Prior studies have found that autism aggregates in families, but heritability was previously estimated to be around 50 per cent.
To define presence or absence of autism, the previous study used a data set created to take into account time-to-event effects in the data, which may have reduced the heritability estimates.
Using the same underlying data from this study, Sven Sandin of the Icahn School of Medicine at Mount Sinai, New York, and colleagues used an alternative method to calculate the heritability.

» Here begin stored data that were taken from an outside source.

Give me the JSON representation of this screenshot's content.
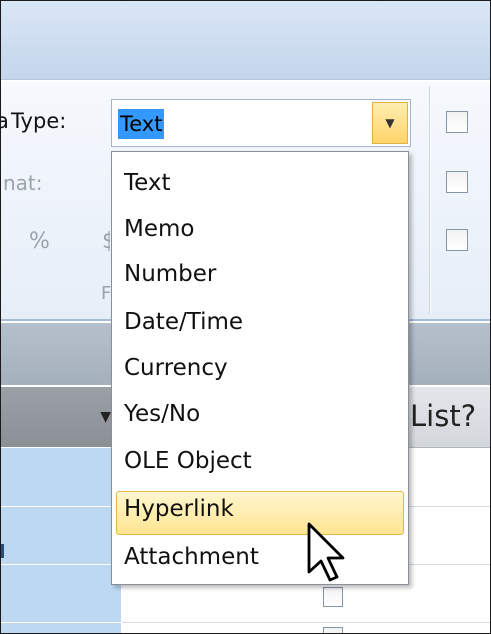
{
  "ribbon": {
    "data_type_label": "Type:",
    "data_type_prefix": "a",
    "format_label": "nat:",
    "percent_symbol": "%",
    "currency_glyph": "$",
    "group_label_partial": "F"
  },
  "combo": {
    "selected_value": "Text"
  },
  "dropdown": {
    "options": [
      "Text",
      "Memo",
      "Number",
      "Date/Time",
      "Currency",
      "Yes/No",
      "OLE Object",
      "Hyperlink",
      "Attachment"
    ],
    "hovered": "Hyperlink"
  },
  "datasheet": {
    "column_header_partial": "List?"
  },
  "colors": {
    "accent_selection": "#3399ff",
    "hover_fill": "#ffe592",
    "hover_border": "#e6b84a"
  },
  "icons": {
    "dropdown_arrow": "chevron-down-icon",
    "cursor": "mouse-pointer-icon"
  }
}
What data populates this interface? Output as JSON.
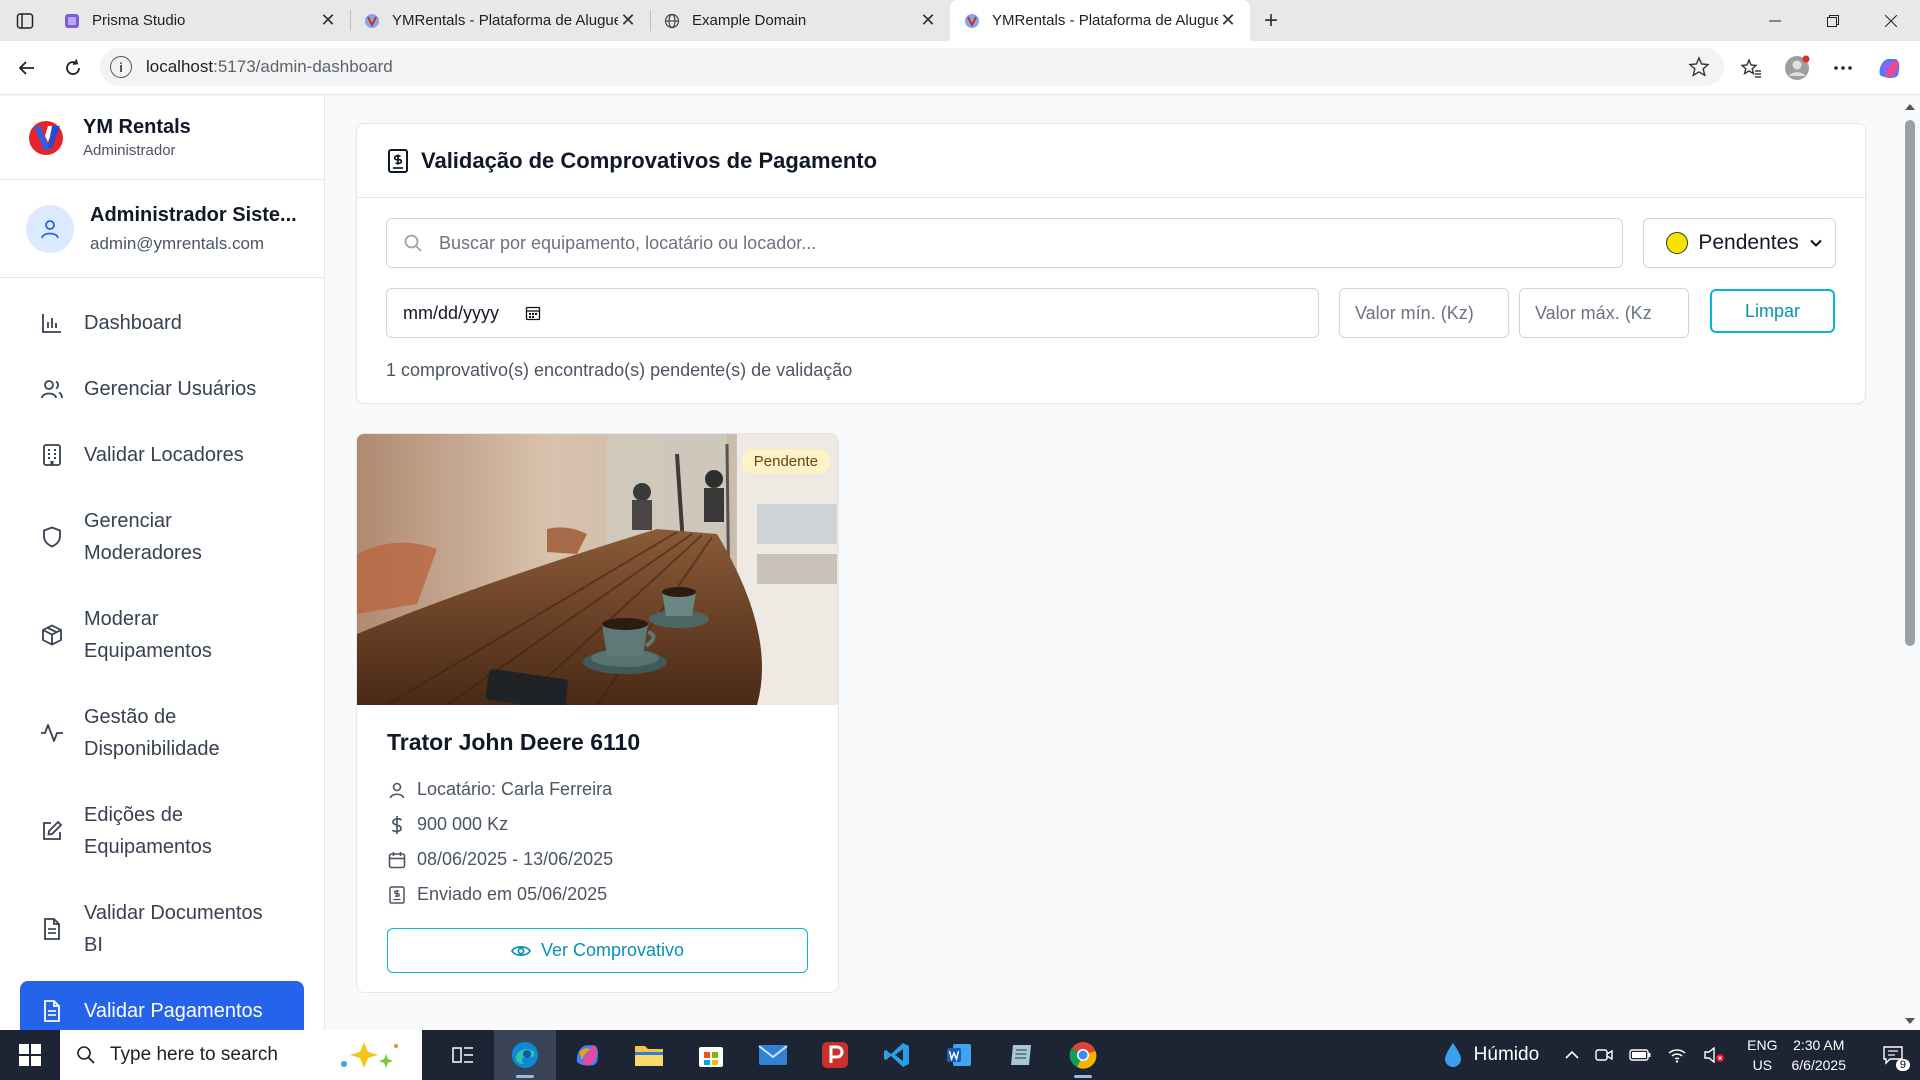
{
  "browser": {
    "tabs": [
      {
        "title": "Prisma Studio",
        "favicon": "prisma-icon",
        "active": false
      },
      {
        "title": "YMRentals - Plataforma de Aluguel",
        "favicon": "ym-logo-icon",
        "active": false
      },
      {
        "title": "Example Domain",
        "favicon": "globe-icon",
        "active": false
      },
      {
        "title": "YMRentals - Plataforma de Aluguel",
        "favicon": "ym-logo-icon",
        "active": true
      }
    ],
    "new_tab_label": "+",
    "url_host": "localhost",
    "url_path": ":5173/admin-dashboard"
  },
  "sidebar": {
    "brand_name": "YM Rentals",
    "brand_role": "Administrador",
    "user_name": "Administrador Siste...",
    "user_email": "admin@ymrentals.com",
    "items": [
      {
        "label": "Dashboard",
        "icon": "bar-chart-icon",
        "active": false
      },
      {
        "label": "Gerenciar Usuários",
        "icon": "users-icon",
        "active": false
      },
      {
        "label": "Validar Locadores",
        "icon": "building-icon",
        "active": false
      },
      {
        "label": "Gerenciar Moderadores",
        "icon": "shield-icon",
        "active": false
      },
      {
        "label": "Moderar Equipamentos",
        "icon": "package-icon",
        "active": false
      },
      {
        "label": "Gestão de Disponibilidade",
        "icon": "activity-icon",
        "active": false
      },
      {
        "label": "Edições de Equipamentos",
        "icon": "edit-icon",
        "active": false
      },
      {
        "label": "Validar Documentos BI",
        "icon": "file-icon",
        "active": false
      },
      {
        "label": "Validar Pagamentos",
        "icon": "file-text-icon",
        "active": true
      }
    ]
  },
  "main": {
    "title": "Validação de Comprovativos de Pagamento",
    "search_placeholder": "Buscar por equipamento, locatário ou locador...",
    "status_value": "Pendentes",
    "date_placeholder": "mm/dd/yyyy",
    "min_placeholder": "Valor mín. (Kz)",
    "max_placeholder": "Valor máx. (Kz",
    "clear_label": "Limpar",
    "count_text": "1 comprovativo(s) encontrado(s) pendente(s) de validação"
  },
  "card": {
    "badge": "Pendente",
    "title": "Trator John Deere 6110",
    "tenant": "Locatário: Carla Ferreira",
    "amount": "900 000 Kz",
    "period": "08/06/2025 - 13/06/2025",
    "sent": "Enviado em 05/06/2025",
    "button": "Ver Comprovativo"
  },
  "taskbar": {
    "search_placeholder": "Type here to search",
    "weather": "Húmido",
    "lang_1": "ENG",
    "lang_2": "US",
    "time": "2:30 AM",
    "date": "6/6/2025",
    "notifications": "9"
  },
  "colors": {
    "accent": "#2563eb",
    "cyan": "#06b6d4",
    "badge_bg": "#fef3c7"
  }
}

The study included a group of children born in Sweden 1982 through 2006, with follow-up for autism through December 2009.
The analysis included 37,570 twin pairs, 2,642,064 full sibling pairs, and 432,281 maternal and 445,531 paternal half-sibling pairs.
Of these, 14,516 children were diagnosed with autism, and the heritability was estimated as 83 per cent, while the non-shared environmental influence was estimated as 17 per cent.
Authors of the study said: “This estimate is slightly lower than the approximately 90 per cent estimate reported in earlier twin studies and higher than the 38 per cent estimate reported in a California twin study, but was estimated with higher precision.
“Like earlier twin studies, shared environmental factors contributed minimally to the risk of ASD.”
According to the website Autism Speaks, environmental factors which could be linked to autism include prenatal exposure to toxins, such as the chemicals thalidomide and valproic acid.
Other risk factors appear to include influences such as parental age at conception, maternal nutrition, infection during pregnancy and prematurity.